Dan Mercer compares two versions of "The Maltese Falcon":
The 1931 and 1941 versions of “The Maltese Falcon” are alike in plot and dialog and different in almost every other way. The 1931 film is bright and brittle, with characters very much in the moment and perhaps trying to think a move or two ahead, but little more than that. They’re less immoral than amoral, with neither revulsion nor fear for what they’re doing. The Brigid of Bebe Daniels seems saddened at the end, either because she was really into Ricardo Cortez’s Sam Spade or, more likely, disappointed that her feminine wiles had not produced a better result. His grinning Spade is more like the vulpine character in the novel, enjoying the game but emotionally distant. “Perhaps I care for you,” he says, but that seems to be just a way of acknowledging something just barely possible but utterly implausible, for all the reasons he then lists. That line about the falcon in the later picture—“The stuff that dreams are made of”—would never have occurred to him. That it did occur to Humphrey Bogart sums up his approach to the character. The dialog is the same, but for that line, but it is a mask, just as bright and brittle but far more fragile.

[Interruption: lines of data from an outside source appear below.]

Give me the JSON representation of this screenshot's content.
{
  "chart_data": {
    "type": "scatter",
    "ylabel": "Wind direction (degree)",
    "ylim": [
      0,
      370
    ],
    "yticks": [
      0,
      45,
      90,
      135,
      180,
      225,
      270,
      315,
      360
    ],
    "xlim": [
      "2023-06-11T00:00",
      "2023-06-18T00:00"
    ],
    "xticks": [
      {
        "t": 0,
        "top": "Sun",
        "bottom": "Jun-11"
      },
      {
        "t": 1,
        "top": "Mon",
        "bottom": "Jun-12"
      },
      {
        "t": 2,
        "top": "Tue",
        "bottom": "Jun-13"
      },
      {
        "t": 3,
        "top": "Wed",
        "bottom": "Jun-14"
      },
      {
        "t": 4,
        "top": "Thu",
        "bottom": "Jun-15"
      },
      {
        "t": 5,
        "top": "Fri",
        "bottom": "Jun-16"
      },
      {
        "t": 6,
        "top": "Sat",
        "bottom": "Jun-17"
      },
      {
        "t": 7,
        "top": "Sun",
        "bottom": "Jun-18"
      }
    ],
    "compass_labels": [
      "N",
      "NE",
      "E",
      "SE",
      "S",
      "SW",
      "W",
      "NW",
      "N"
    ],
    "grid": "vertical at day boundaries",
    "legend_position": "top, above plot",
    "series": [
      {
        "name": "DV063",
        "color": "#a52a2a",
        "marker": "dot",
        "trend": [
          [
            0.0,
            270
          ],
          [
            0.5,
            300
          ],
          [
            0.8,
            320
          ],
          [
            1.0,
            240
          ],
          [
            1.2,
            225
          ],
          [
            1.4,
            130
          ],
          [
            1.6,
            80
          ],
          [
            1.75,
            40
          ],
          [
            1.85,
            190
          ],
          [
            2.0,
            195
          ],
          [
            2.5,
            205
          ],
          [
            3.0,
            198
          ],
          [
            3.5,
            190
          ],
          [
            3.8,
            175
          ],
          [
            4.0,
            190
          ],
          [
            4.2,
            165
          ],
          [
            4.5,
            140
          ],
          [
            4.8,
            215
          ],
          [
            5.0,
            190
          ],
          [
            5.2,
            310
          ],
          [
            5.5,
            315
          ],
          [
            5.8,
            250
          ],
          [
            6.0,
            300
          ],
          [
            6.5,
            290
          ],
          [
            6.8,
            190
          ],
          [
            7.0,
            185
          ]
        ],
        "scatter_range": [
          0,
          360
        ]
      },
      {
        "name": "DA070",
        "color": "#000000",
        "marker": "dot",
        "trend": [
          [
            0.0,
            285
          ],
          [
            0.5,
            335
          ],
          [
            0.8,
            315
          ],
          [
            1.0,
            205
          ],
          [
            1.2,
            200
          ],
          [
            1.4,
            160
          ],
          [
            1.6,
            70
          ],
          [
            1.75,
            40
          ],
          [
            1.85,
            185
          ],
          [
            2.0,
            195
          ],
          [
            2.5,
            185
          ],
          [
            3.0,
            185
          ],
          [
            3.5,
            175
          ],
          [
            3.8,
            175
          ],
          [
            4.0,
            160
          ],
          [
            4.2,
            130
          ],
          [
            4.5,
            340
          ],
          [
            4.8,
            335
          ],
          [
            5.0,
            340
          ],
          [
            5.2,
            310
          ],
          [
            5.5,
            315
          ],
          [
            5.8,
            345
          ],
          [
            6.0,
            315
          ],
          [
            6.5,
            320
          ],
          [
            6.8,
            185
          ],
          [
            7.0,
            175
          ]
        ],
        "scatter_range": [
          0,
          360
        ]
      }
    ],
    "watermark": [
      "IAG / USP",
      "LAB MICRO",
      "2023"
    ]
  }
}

Behind it is the despair of a would-be romantic who realizes that dreams are too beautiful to find expression in such a bleak world as this. There may be an interlude behind gauzy, blowing curtains, but in the dark streets below, a stranger waits with death on his mind. Mary Astor’s Brigid is a dream-lover, beautiful and needy, a lady fair in need of champion, at least in those moments when she is not taking matters into her own hands and firing a Webley-Fosbery Automatic Revolver at point blank range. A last glimpse of her resigned, tear-streaked face behind the bars of the elevator cage suggests that there is no place for love or any escape. Spade does not take the same route, but follows carrying the falcon, far heavier than dreams but worth no more than lead, save in the lives of those killed for it.
I loved booking the early versions for college film societies in the late 1960s and early '70s and when we started Landmark Theatres in 1976 we also booked all three versions but by then it was all about Bogart who always drew at the box office. I could play the 1931 MALTESE and SATAN as part of a mystery series and do ok.
Gary Meyer
www.EatDrinkFilms.com
What I do when I want audiences to see films I know they will skip is post only one starting time. Then I show the film I want them to see first. That was how I built audiences. That backfired when I showed the original THE FRONT PAGE before HIS GIRL FRIDAY when the 1974 version was released. Every one left after THE FRONT PAGE (1931). They missed, as far as I am concerned, the best version.